A wide variety of pepper (Capsicum) plants exist for the home gardener to enjoy and use in culinary dishes upon harvest. Bell peppers, hot peppers and sweet peppers in a wide array of colors offer the gardener many choices. Pepper plants grow well started indoors. Frost sensitive, they require planting outside once all danger of frost has passed. The plants grow best in full sunlight with moist, well-draining soil that contains high organic content. Self-fertile, only one pepper plant will pollinate itself and produce ample vegetables.
Plant seeds indoors 10 weeks before the estimated last frost of the season. Purchase seeds at a store for immediate planting. Peppers seeds can be harvested from fresh pepper plants but they must be allowed to dry for at least six months prior to planting.

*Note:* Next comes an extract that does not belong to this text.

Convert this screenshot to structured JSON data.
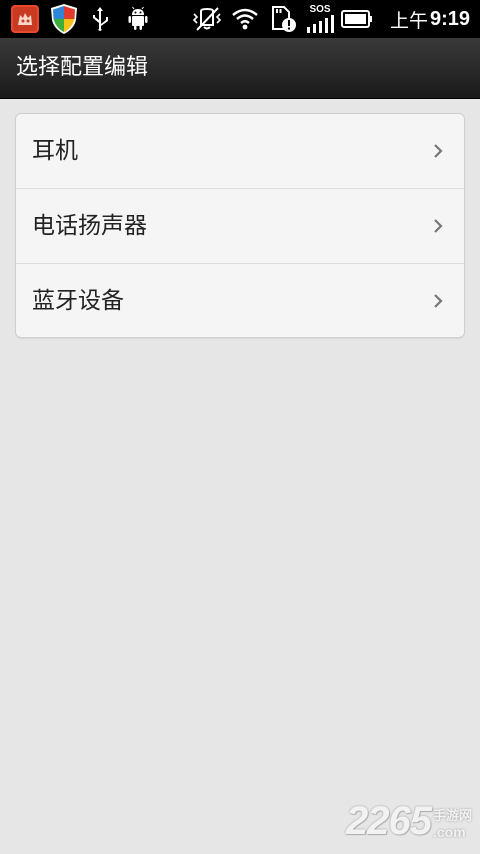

Fill starter a starter seed tray with starter potting soil. Place the seeds on the soil, and lightly cover with only a sprinkling of soil. Never plant pepper seeds deep.
Lightly water the pepper seeds. Do not saturate the soil but simply moisten with lukewarm water.
Place the starter tray in a clear plastic bag. Place the seed tray in a well-lit window.
Place a heat lamp above the seedling tray. The heat lamp should be located at least 2 feet away from the seed tray. The soil temperature must be maintained at or above 80 degrees Fahrenheit.
Remove the plastic bag once germination begins. Fertilize the seedlings lightly using a water soluble 15-15-15 fertilizer.
Keep the seedlings moist and in full sunlight until transplanting outside. Harden the seedlings off prior to planting by placing them outside during the day and moving them back indoors during the night.